5.4 Economic Analysis of Coordinated Control
The total regulation cost and the achieved voltage deviation index are compared for different optimization runs. The following table summarizes key results:
| Optimization Scenario | Voltage Deviation Index $(U_{level})$ | Total Regulation Cost [\$] $(C_{PV}+C_{EV})$ | Weighted Objective Value $(f)$ |
|---|---|---|---|
| Uncoordinated (Base Case) | 15.72 | 0.00 | 11.00 (Calculated) |
| PSO-based Optimization | 2.85 | 1145.68 | 5.02 |
| MPA-based Optimization | 2.41 | 1065.61 | 4.59 |
| MPA (Ignoring Cost, $\omega_2=0$) | 2.08 | 1345.63 | 1.46 (Voltage only) |
The analysis reveals that using MPA while considering costs leads to a total regulation cost of \$1065.61, which is \$80.07 lower than the cost found by PSO (\$1145.68). Furthermore, when the MPA-based optimization explicitly considers the regulation cost (with $\omega_2=0.3$), it achieves significant cost savings of \$280.02 compared to the scenario where MPA solely minimizes voltage deviation (ignoring cost, resulting in a cost of \$1345.63). This validates the economic efficiency of the proposed coordinated model and the ability of MPA to find a cost-effective solution without compromising voltage stability. The integration of battery electric vehicles as a flexible resource is crucial to achieving this economic benefit, as their scheduling provides an additional, often cheaper, control lever compared to relying solely on PV reactive power support.
6. Conclusion
This paper proposed a comprehensive voltage optimization model for distribution networks with high penetration of distributed photovoltaics and battery electric vehicles. The model simultaneously minimizes node voltage deviation and the economic cost associated with utilizing PV reactive power support and scheduling battery electric vehicle charging/discharging. The Marine Predators Algorithm (MPA) was effectively applied to solve this complex, constrained optimization problem.

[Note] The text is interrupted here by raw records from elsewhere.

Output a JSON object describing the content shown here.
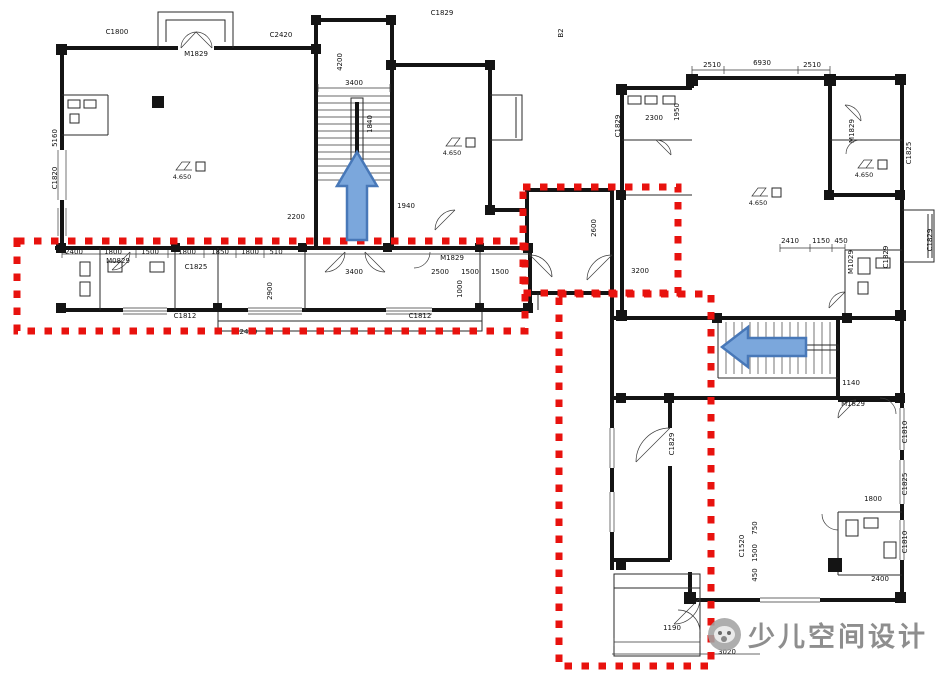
{
  "watermark": {
    "text": "少儿空间设计",
    "logo_icon": "brand-circle-logo",
    "color": "#8e8e8e"
  },
  "annotations": {
    "highlight_color": "#e8120e",
    "zones": [
      {
        "id": "zone-left-corridor",
        "x": 17,
        "y": 241,
        "w": 508,
        "h": 90
      },
      {
        "id": "zone-connector",
        "x": 523,
        "y": 187,
        "w": 155,
        "h": 106
      },
      {
        "id": "zone-lower-right",
        "x": 559,
        "y": 294,
        "w": 152,
        "h": 372
      }
    ],
    "arrows": {
      "fill": "#7ba7dc",
      "stroke": "#4878b8",
      "items": [
        {
          "id": "up-arrow-left-stair",
          "dir": "up",
          "points": "357,152 377,186 367,186 367,240 347,240 347,186 337,186"
        },
        {
          "id": "left-arrow-right-stair",
          "dir": "left",
          "points": "722,347 748,327 748,338 806,338 806,356 748,356 748,367"
        }
      ]
    }
  },
  "plan": {
    "wall_color": "#141414",
    "elevation_value": "4.650",
    "elevation_marks": [
      {
        "x": 176,
        "y": 170
      },
      {
        "x": 446,
        "y": 146
      },
      {
        "x": 752,
        "y": 196
      },
      {
        "x": 858,
        "y": 168
      }
    ],
    "labels": [
      {
        "t": "C1800",
        "x": 117,
        "y": 34
      },
      {
        "t": "M1829",
        "x": 196,
        "y": 56
      },
      {
        "t": "C2420",
        "x": 281,
        "y": 37
      },
      {
        "t": "C1829",
        "x": 442,
        "y": 15
      },
      {
        "t": "B2",
        "x": 563,
        "y": 33,
        "r": -90
      },
      {
        "t": "3400",
        "x": 354,
        "y": 85
      },
      {
        "t": "4200",
        "x": 342,
        "y": 62,
        "r": -90
      },
      {
        "t": "1840",
        "x": 372,
        "y": 124,
        "r": -90
      },
      {
        "t": "C1820",
        "x": 57,
        "y": 178,
        "r": -90
      },
      {
        "t": "5160",
        "x": 57,
        "y": 138,
        "r": -90
      },
      {
        "t": "2200",
        "x": 296,
        "y": 219
      },
      {
        "t": "1940",
        "x": 406,
        "y": 208
      },
      {
        "t": "2400",
        "x": 74,
        "y": 254
      },
      {
        "t": "1800",
        "x": 113,
        "y": 254
      },
      {
        "t": "1500",
        "x": 150,
        "y": 254
      },
      {
        "t": "1800",
        "x": 187,
        "y": 254
      },
      {
        "t": "1850",
        "x": 220,
        "y": 254
      },
      {
        "t": "1800",
        "x": 250,
        "y": 254
      },
      {
        "t": "510",
        "x": 276,
        "y": 254
      },
      {
        "t": "M0829",
        "x": 118,
        "y": 263
      },
      {
        "t": "C1825",
        "x": 196,
        "y": 269
      },
      {
        "t": "3400",
        "x": 354,
        "y": 274
      },
      {
        "t": "2500",
        "x": 440,
        "y": 274
      },
      {
        "t": "M1829",
        "x": 452,
        "y": 260
      },
      {
        "t": "1500",
        "x": 470,
        "y": 274
      },
      {
        "t": "1500",
        "x": 500,
        "y": 274
      },
      {
        "t": "1000",
        "x": 462,
        "y": 289,
        "r": -90
      },
      {
        "t": "2900",
        "x": 272,
        "y": 291,
        "r": -90
      },
      {
        "t": "C1812",
        "x": 185,
        "y": 318
      },
      {
        "t": "C1812",
        "x": 420,
        "y": 318
      },
      {
        "t": "C2420",
        "x": 246,
        "y": 334
      },
      {
        "t": "2600",
        "x": 596,
        "y": 228,
        "r": -90
      },
      {
        "t": "3200",
        "x": 640,
        "y": 273
      },
      {
        "t": "2510",
        "x": 712,
        "y": 67
      },
      {
        "t": "6930",
        "x": 762,
        "y": 65
      },
      {
        "t": "2510",
        "x": 812,
        "y": 67
      },
      {
        "t": "2300",
        "x": 654,
        "y": 120
      },
      {
        "t": "1950",
        "x": 679,
        "y": 112,
        "r": -90
      },
      {
        "t": "C1829",
        "x": 620,
        "y": 126,
        "r": -90
      },
      {
        "t": "M1829",
        "x": 854,
        "y": 131,
        "r": -90
      },
      {
        "t": "C1825",
        "x": 911,
        "y": 153,
        "r": -90
      },
      {
        "t": "2410",
        "x": 790,
        "y": 243
      },
      {
        "t": "1150",
        "x": 821,
        "y": 243
      },
      {
        "t": "450",
        "x": 841,
        "y": 243
      },
      {
        "t": "M1029",
        "x": 853,
        "y": 262,
        "r": -90
      },
      {
        "t": "C1829",
        "x": 888,
        "y": 257,
        "r": -90
      },
      {
        "t": "C1829",
        "x": 932,
        "y": 240,
        "r": -90
      },
      {
        "t": "1140",
        "x": 851,
        "y": 385
      },
      {
        "t": "M1829",
        "x": 853,
        "y": 406
      },
      {
        "t": "C1810",
        "x": 907,
        "y": 432,
        "r": -90
      },
      {
        "t": "C1825",
        "x": 907,
        "y": 484,
        "r": -90
      },
      {
        "t": "C1810",
        "x": 907,
        "y": 542,
        "r": -90
      },
      {
        "t": "1800",
        "x": 873,
        "y": 501
      },
      {
        "t": "2400",
        "x": 880,
        "y": 581
      },
      {
        "t": "C1520",
        "x": 744,
        "y": 546,
        "r": -90
      },
      {
        "t": "750",
        "x": 757,
        "y": 528,
        "r": -90
      },
      {
        "t": "1500",
        "x": 757,
        "y": 553,
        "r": -90
      },
      {
        "t": "450",
        "x": 757,
        "y": 575,
        "r": -90
      },
      {
        "t": "C1829",
        "x": 674,
        "y": 444,
        "r": -90
      },
      {
        "t": "1190",
        "x": 672,
        "y": 630
      },
      {
        "t": "3020",
        "x": 727,
        "y": 654
      }
    ]
  }
}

The main conclusions are as follows:
- The established model, when solved with MPA, successfully determines optimal schedules for PV reactive power output and battery electric vehicle active power exchange. By considering the respective constraints of these resources, it effectively mitigates voltage violations caused by PV fluctuations and peak loads, leading to a flatter and more stable voltage profile across the distribution network.
- The coordinated use of battery electric vehicles (via V2G) and PV inverters provides a more robust and economically efficient solution for voltage control compared to using either resource in isolation. The model explicitly balances grid performance (voltage quality) with operational cost.
- The Marine Predators Algorithm proves to be highly suitable for this type of distribution network optimization problem. Comparative analysis with the standard Particle Swarm Optimization algorithm demonstrates that MPA possesses faster convergence speed, higher solution quality, and better ability to avoid local optima. It efficiently finds a solution that yields lower total regulation cost and better voltage regulation.
Future work could involve incorporating more detailed models of battery degradation for the battery electric vehicles, considering three-phase unbalanced power flow, and testing the approach on larger, real-world distribution networks with stochastic renewable generation and load.